Given my low expectations, one might wonder why I even bother to review such things. There are many reasons... nostalgia, hope springing eternal, the unusual flavor possibilities, stupidity... those are just a few of those reasons. Also, it is my "job" to do these posts for less than the wages paid to waiters and waitresses (which is to say, something around $2.30 an hour) and I have to review something. Beyond that, on the package, it says in English, "a first-class cook seasoned these dishes with advanced techniques and highest-class materials." That's some promise! How can I resist finding out just how advanced and high class they are?
Though these are covered with Japanese writing and look for all the world like they were made in Japan (no other language is on the package), they're actually made in Vietnam. Kinh Do Group mainly makes food, but has a few other businesses on the side. They sell a fruit candy which has a pretty cool name called "Crundy". It's not quite as awesome as Crunky (which sounds like a synthesis of "crunchy" and "funky"), but it's still pretty good. This sounds like the shotgun wedding between "cruddy" and "candy". If I ever find any "Crundy", I'm absolutely going to review it.
I found these on sale at Han Kook Korean market for the bargain price of $2.49 for a packet with 10 individually wrapped cakes about the size and appearance of a small hockey puck. They're about 3/4 of the size of my dainty lady palms. Each cake is 87 calories in Japanese, and apparently 90 calories in English (there are slightly different details in the nutrition information based on which you read). Based on the ingredients, most of those calories are coming from the "tiramisu cream" and the fat included in it. The major ingredient of it is "margarine", so there's some trans-fat goodness in there as well as palm oil and a host of chemicals. Yum, yum.

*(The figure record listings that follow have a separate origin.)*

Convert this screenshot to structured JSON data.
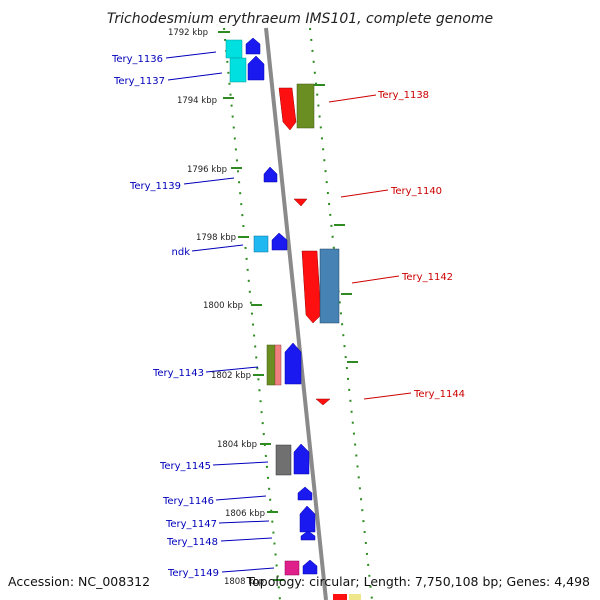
{
  "title": "Trichodesmium erythraeum IMS101, complete genome",
  "footer": {
    "accession": "Accession: NC_008312",
    "topology": "Topology: circular; Length: 7,750,108 bp; Genes: 4,498"
  },
  "colors": {
    "backbone": "#8a8a8a",
    "tick": "#2e8b22",
    "label_left": "#0000bb",
    "label_right": "#cc0000"
  },
  "ticks": [
    "1792 kbp",
    "1794 kbp",
    "1796 kbp",
    "1798 kbp",
    "1800 kbp",
    "1802 kbp",
    "1804 kbp",
    "1806 kbp",
    "1808 kbp"
  ],
  "genes_left": [
    "Tery_1136",
    "Tery_1137",
    "Tery_1139",
    "ndk",
    "Tery_1143",
    "Tery_1145",
    "Tery_1146",
    "Tery_1147",
    "Tery_1148",
    "Tery_1149"
  ],
  "genes_right": [
    "Tery_1138",
    "Tery_1140",
    "Tery_1142",
    "Tery_1144"
  ]
}
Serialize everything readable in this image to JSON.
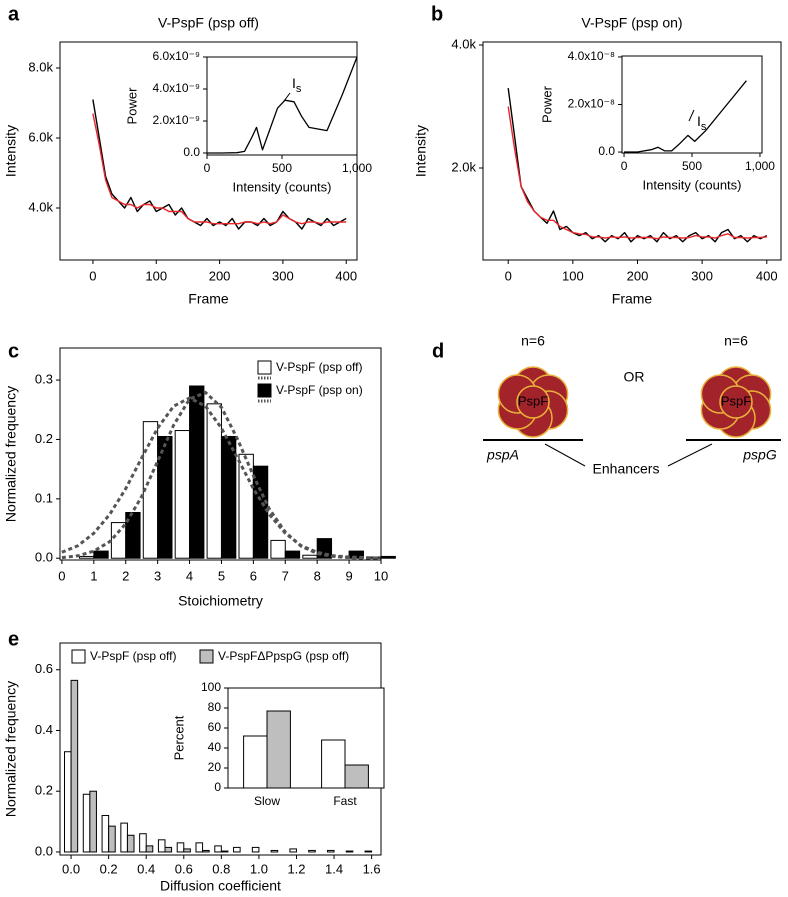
{
  "chart_data": [
    {
      "panel": "a",
      "type": "line",
      "title": "V-PspF (psp off)",
      "x_label": "Frame",
      "y_label": "Intensity",
      "x": [
        0,
        10,
        20,
        30,
        40,
        50,
        60,
        70,
        80,
        90,
        100,
        110,
        120,
        130,
        140,
        150,
        160,
        170,
        180,
        190,
        200,
        210,
        220,
        230,
        240,
        250,
        260,
        270,
        280,
        290,
        300,
        310,
        320,
        330,
        340,
        350,
        360,
        370,
        380,
        390,
        400
      ],
      "series": [
        {
          "color": "#000000",
          "values": [
            7100,
            6000,
            4900,
            4400,
            4200,
            4000,
            4300,
            3900,
            4100,
            4200,
            3900,
            4000,
            4100,
            3800,
            4000,
            3700,
            3600,
            3500,
            3700,
            3500,
            3600,
            3500,
            3700,
            3400,
            3600,
            3600,
            3500,
            3700,
            3500,
            3600,
            3900,
            3700,
            3600,
            3400,
            3700,
            3600,
            3500,
            3700,
            3500,
            3600,
            3700
          ]
        },
        {
          "color": "#e8262a",
          "values": [
            6700,
            5800,
            4800,
            4300,
            4200,
            4100,
            4100,
            4000,
            4100,
            4100,
            4000,
            4000,
            3900,
            3900,
            3900,
            3700,
            3600,
            3600,
            3600,
            3550,
            3550,
            3550,
            3550,
            3550,
            3600,
            3600,
            3550,
            3600,
            3550,
            3600,
            3800,
            3700,
            3600,
            3550,
            3600,
            3600,
            3550,
            3600,
            3600,
            3600,
            3600
          ]
        }
      ],
      "xlim": [
        -52,
        417
      ],
      "ylim": [
        2514,
        8743
      ],
      "xticks": [
        0,
        100,
        200,
        300,
        400
      ],
      "yticks": [
        {
          "value": 4000,
          "label": "4.0k"
        },
        {
          "value": 6000,
          "label": "6.0k"
        },
        {
          "value": 8000,
          "label": "8.0k"
        }
      ]
    },
    {
      "type": "line",
      "x_label": "Intensity (counts)",
      "y_label": "Power",
      "x": [
        0,
        100,
        200,
        250,
        300,
        330,
        370,
        420,
        470,
        520,
        580,
        630,
        680,
        800,
        900,
        1000
      ],
      "series": [
        {
          "color": "#000000",
          "values": [
            0,
            0,
            2e-11,
            1e-10,
            1e-09,
            1.6e-09,
            2e-10,
            1.5e-09,
            2.8e-09,
            3.3e-09,
            3.2e-09,
            2.3e-09,
            1.6e-09,
            1.4e-09,
            3.6e-09,
            6e-09
          ]
        }
      ],
      "xlim": [
        0,
        1000
      ],
      "ylim": [
        -1.25e-10,
        6e-09
      ],
      "xticks": [
        0,
        500,
        {
          "value": 1000,
          "label": "1,000"
        }
      ],
      "yticks": [
        {
          "value": 0,
          "label": "0.0"
        },
        {
          "value": 2e-09,
          "label": "2.0x10⁻⁹"
        },
        {
          "value": 4e-09,
          "label": "4.0x10⁻⁹"
        },
        {
          "value": 6e-09,
          "label": "6.0x10⁻⁹"
        }
      ],
      "annotation": {
        "text": "I",
        "subscript": "s"
      }
    },
    {
      "panel": "b",
      "type": "line",
      "title": "V-PspF (psp on)",
      "x_label": "Frame",
      "y_label": "Intensity",
      "x": [
        0,
        10,
        20,
        30,
        40,
        50,
        60,
        70,
        80,
        90,
        100,
        110,
        120,
        130,
        140,
        150,
        160,
        170,
        180,
        190,
        200,
        210,
        220,
        230,
        240,
        250,
        260,
        270,
        280,
        290,
        300,
        310,
        320,
        330,
        340,
        350,
        360,
        370,
        380,
        390,
        400
      ],
      "series": [
        {
          "color": "#000000",
          "values": [
            3300,
            2500,
            1700,
            1500,
            1300,
            1200,
            1100,
            1300,
            1000,
            1050,
            950,
            900,
            950,
            850,
            900,
            800,
            900,
            850,
            950,
            800,
            900,
            850,
            900,
            800,
            950,
            850,
            900,
            800,
            900,
            950,
            850,
            900,
            800,
            950,
            1000,
            850,
            900,
            800,
            900,
            850,
            900
          ]
        },
        {
          "color": "#e8262a",
          "values": [
            3000,
            2300,
            1700,
            1450,
            1300,
            1200,
            1150,
            1150,
            1050,
            1000,
            950,
            930,
            920,
            880,
            880,
            860,
            880,
            870,
            880,
            860,
            870,
            870,
            870,
            850,
            880,
            870,
            870,
            860,
            870,
            900,
            880,
            880,
            860,
            900,
            930,
            870,
            870,
            860,
            870,
            870,
            880
          ]
        }
      ],
      "xlim": [
        -39,
        422
      ],
      "ylim": [
        504,
        4049
      ],
      "xticks": [
        0,
        100,
        200,
        300,
        400
      ],
      "yticks": [
        {
          "value": 2000,
          "label": "2.0k"
        },
        {
          "value": 4000,
          "label": "4.0k"
        }
      ]
    },
    {
      "type": "line",
      "x_label": "Intensity (counts)",
      "y_label": "Power",
      "x": [
        0,
        100,
        200,
        250,
        300,
        350,
        400,
        470,
        520,
        600,
        700,
        800,
        900
      ],
      "series": [
        {
          "color": "#000000",
          "values": [
            0,
            0,
            1e-09,
            2e-09,
            5e-10,
            5e-10,
            3e-09,
            7e-09,
            4.5e-09,
            9e-09,
            1.6e-08,
            2.3e-08,
            3e-08
          ]
        }
      ],
      "xlim": [
        -15,
        1015
      ],
      "ylim": [
        -4e-10,
        4.04e-08
      ],
      "xticks": [
        0,
        500,
        {
          "value": 1000,
          "label": "1,000"
        }
      ],
      "yticks": [
        {
          "value": 0,
          "label": "0.0"
        },
        {
          "value": 2e-08,
          "label": "2.0x10⁻⁸"
        },
        {
          "value": 4e-08,
          "label": "4.0x10⁻⁸"
        }
      ],
      "annotation": {
        "text": "I",
        "subscript": "s"
      }
    },
    {
      "panel": "c",
      "type": "bar",
      "x_label": "Stoichiometry",
      "y_label": "Normalized frequency",
      "legend": "upper right",
      "x": [
        1,
        2,
        3,
        4,
        5,
        6,
        7,
        8,
        9,
        10
      ],
      "series": [
        {
          "name": "V-PspF (psp off)",
          "color": "#ffffff",
          "values": [
            0.003,
            0.06,
            0.23,
            0.215,
            0.26,
            0.175,
            0.03,
            0.005,
            0,
            0.002
          ],
          "fit": [
            0.01,
            0.021,
            0.042,
            0.074,
            0.117,
            0.169,
            0.219,
            0.256,
            0.27,
            0.256,
            0.219,
            0.169,
            0.117,
            0.074,
            0.042,
            0.021,
            0.01,
            0.004,
            0.002,
            0.001,
            0
          ]
        },
        {
          "name": "V-PspF (psp on)",
          "color": "#000000",
          "values": [
            0.012,
            0.077,
            0.205,
            0.29,
            0.205,
            0.155,
            0.012,
            0.033,
            0.012,
            0.003
          ],
          "fit": [
            0.001,
            0.004,
            0.012,
            0.028,
            0.058,
            0.104,
            0.163,
            0.224,
            0.268,
            0.279,
            0.254,
            0.201,
            0.139,
            0.083,
            0.044,
            0.02,
            0.008,
            0.003,
            0.001,
            0,
            0
          ]
        }
      ],
      "fit_x": [
        0,
        0.5,
        1,
        1.5,
        2,
        2.5,
        3,
        3.5,
        4,
        4.5,
        5,
        5.5,
        6,
        6.5,
        7,
        7.5,
        8,
        8.5,
        9,
        9.5,
        10
      ],
      "fit_color": "#555555",
      "xlim": [
        -0.06,
        10
      ],
      "ylim": [
        -0.003,
        0.354
      ],
      "xticks": [
        0,
        1,
        2,
        3,
        4,
        5,
        6,
        7,
        8,
        9,
        10
      ],
      "yticks": [
        {
          "value": 0,
          "label": "0.0"
        },
        0.1,
        0.2,
        0.3
      ]
    },
    {
      "panel": "e",
      "type": "bar",
      "x_label": "Diffusion coefficient",
      "y_label": "Normalized frequency",
      "legend": "upper left",
      "x": [
        0,
        0.1,
        0.2,
        0.3,
        0.4,
        0.5,
        0.6,
        0.7,
        0.8,
        0.9,
        1.0,
        1.1,
        1.2,
        1.3,
        1.4,
        1.5,
        1.6
      ],
      "series": [
        {
          "name": "V-PspF (psp off)",
          "color": "#ffffff",
          "values": [
            0.33,
            0.19,
            0.12,
            0.095,
            0.06,
            0.04,
            0.03,
            0.03,
            0.02,
            0.015,
            0.015,
            0.005,
            0.01,
            0.005,
            0.005,
            0.003,
            0.003
          ]
        },
        {
          "name": "V-PspFΔPpspG (psp off)",
          "color": "#bebebe",
          "values": [
            0.565,
            0.2,
            0.085,
            0.055,
            0.02,
            0.015,
            0.01,
            0.005,
            0.003,
            0,
            0,
            0,
            0,
            0,
            0,
            0,
            0
          ]
        }
      ],
      "xlim": [
        -0.059,
        1.65
      ],
      "ylim": [
        -0.01,
        0.688
      ],
      "xticks": [
        {
          "value": 0,
          "label": "0.0"
        },
        0.2,
        0.4,
        0.6,
        0.8,
        {
          "value": 1,
          "label": "1.0"
        },
        1.2,
        1.4,
        1.6
      ],
      "yticks": [
        {
          "value": 0,
          "label": "0.0"
        },
        0.2,
        0.4,
        0.6
      ]
    },
    {
      "type": "bar",
      "y_label": "Percent",
      "categories": [
        "Slow",
        "Fast"
      ],
      "series": [
        {
          "color": "#ffffff",
          "values": [
            52,
            48
          ]
        },
        {
          "color": "#bebebe",
          "values": [
            77,
            23
          ]
        }
      ],
      "ylim": [
        0,
        100
      ],
      "yticks": [
        0,
        20,
        40,
        60,
        80,
        100
      ]
    }
  ],
  "diagram": {
    "panel": "d",
    "left": {
      "stoichiometry": "n=6",
      "protein": "PspF",
      "promoter": "pspA"
    },
    "separator": "OR",
    "right": {
      "stoichiometry": "n=6",
      "protein": "PspF",
      "promoter": "pspG"
    },
    "callout": "Enhancers"
  }
}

As you can see by the cutaway above, the cream is not exactly dominating the cake and the first one I ate actually had about half the cream you see in this one. I think it wasn't that it wasn't properly filled, but rather that some of it was absorbed into the cake through time. These were probably on the cheap side because they were closer to their expiration date than most customers might be comfortable with. One interesting aside about such dates in the U.S. for Asian products. In Japan, no one will touch such products and they aren't even sold in most shops. In the U.S., I regularly see expired or nearly expired products on sale. There's a whole section of Daiso Japan which always carries items past their sell-by dates. Instead of the usual $1.50 each, they're a dollar.
Getting back to this cake, however... This isn't a bad bit of shelf-stable cake at all. It's just not especially good either. If the filling were creamier and had more of a flavor profile, it might even be worth a semi-happy sumo rating despite the dry coffee-flavored cake. I'll finish the package very slowly over time, but it'll be the sort of thing that I eat when I have a craving for cake and there's nothing else in the house or when I have a feeling of wanting to eat some "bad" junk food. That means it'll probably take awhile to finish off 10 cakes.